Well, that is what they thought! But fate had some other plans for them.
They were already about 6km out into the open sea, carefully avoiding huge chunks of icebergs adrift in the chilly waters.
The trio had to ensure they paid great attention to their surroundings, as well as the weather conditions. Allan Russell was the lookout guy, observing the sea for potential hazards.
Everything was smooth sailing for them until Allan spotted an iceberg at a distance and perched right at the top of the mushroom-shaped iceberg was something he couldn’t figure out. He called out to his buddies but they too couldn’t quite tell what it was.
Treading into unknown waters more often than not usually brings some unexpected surprises lurking in colder waters.

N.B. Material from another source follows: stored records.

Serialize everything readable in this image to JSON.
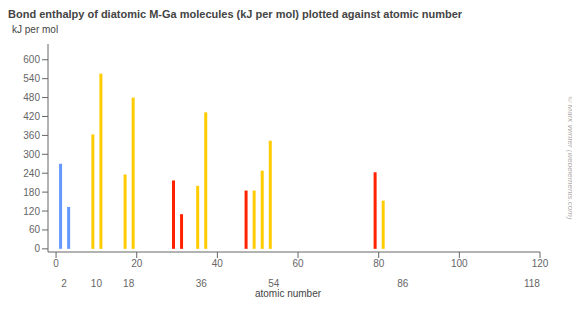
{
  "chart_data": {
    "type": "bar",
    "title": "Bond enthalpy of diatomic M-Ga molecules (kJ per mol) plotted against atomic number",
    "ylabel": "kJ per mol",
    "xlabel": "atomic number",
    "x": [
      1,
      3,
      9,
      11,
      17,
      19,
      29,
      31,
      35,
      37,
      47,
      49,
      51,
      53,
      79,
      81
    ],
    "values": [
      270,
      133,
      363,
      556,
      236,
      480,
      217,
      110,
      200,
      433,
      185,
      185,
      248,
      343,
      243,
      153
    ],
    "colors": [
      "#6699ff",
      "#6699ff",
      "#ffcc00",
      "#ffcc00",
      "#ffcc00",
      "#ffcc00",
      "#ff2200",
      "#ff2200",
      "#ffcc00",
      "#ffcc00",
      "#ff2200",
      "#ffcc00",
      "#ffcc00",
      "#ffcc00",
      "#ff2200",
      "#ffcc00"
    ],
    "xlim": [
      -2,
      120
    ],
    "xticks": [
      0,
      20,
      40,
      60,
      80,
      100,
      120
    ],
    "x2lim": [
      -2,
      120
    ],
    "x2ticks": [
      2,
      10,
      18,
      36,
      54,
      86,
      118
    ],
    "ylim": [
      -10,
      650
    ],
    "yticks": [
      0,
      60,
      120,
      180,
      240,
      300,
      360,
      420,
      480,
      540,
      600
    ],
    "grid": false,
    "annotations": [
      {
        "text": "© Mark Winter (webelements.com)"
      }
    ]
  }
}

Both Mallory and Cliff thought that it could be just a seal, as they had spotted these animals in the cold water before.
But Allan wasn’t satisfied and went for his binoculars as Mallory and Cliff steered the boat closer to the iceberg. They were cautious as the waves were becoming choppier and the boat was rocking.
They were close enough to realize that it was an animal, but it didn’t look anything like a seal as the animal had four legs!
It was an Arctic fox which was struggling to move upon seeing a boat edging closer to the iceberg. The trio had by now made up their minds to save the poor little creature before dark.
But how did the animal end up on the iceberg? How long had the fox been adrift? These were the questions that ran through their minds.
Mallory concurred with Cliff’s suggestion that the fox got out to the iceberg to check out a bit of meat when the ice broke apart, sending the fox out to sea.
Anyway with time running out and darkness creeping in, the trio, convinced that the fox wouldn’t survive with help, pulled their crab fishing boat alongside the iceberg.
They were careful not to scare off the little fox. They started to chip the ice around the fox to prevent it from escaping.
With the help of a dip net, they managed to catch the terrified fox which tried to wriggle out of the net until it ran out of steam and gave up.
They picked up the fox and once on the deck, they wrapped the soaking wet fox in a towel, dried its coat to keep it warm.
Putting their crab catching exercise on the hold, they steered the boat back to the shore while keeping a close watch on the foxy. They made a warm bedding for the fox using sawdust to help trap heat.
“He slept through for the first 5 or 6 hours and when he woke up we fed him a tin of Vienna sausages,” said Mallory
Back on dry land, they released the fox into its natural habitat, a lovely patch not far from the boat dock.
And they watched from afar as the little fox disappeared into the wilderness. They felt relieved and happy and couldn’t wait to tell everyone about their “ foxy adventure” in the high sea!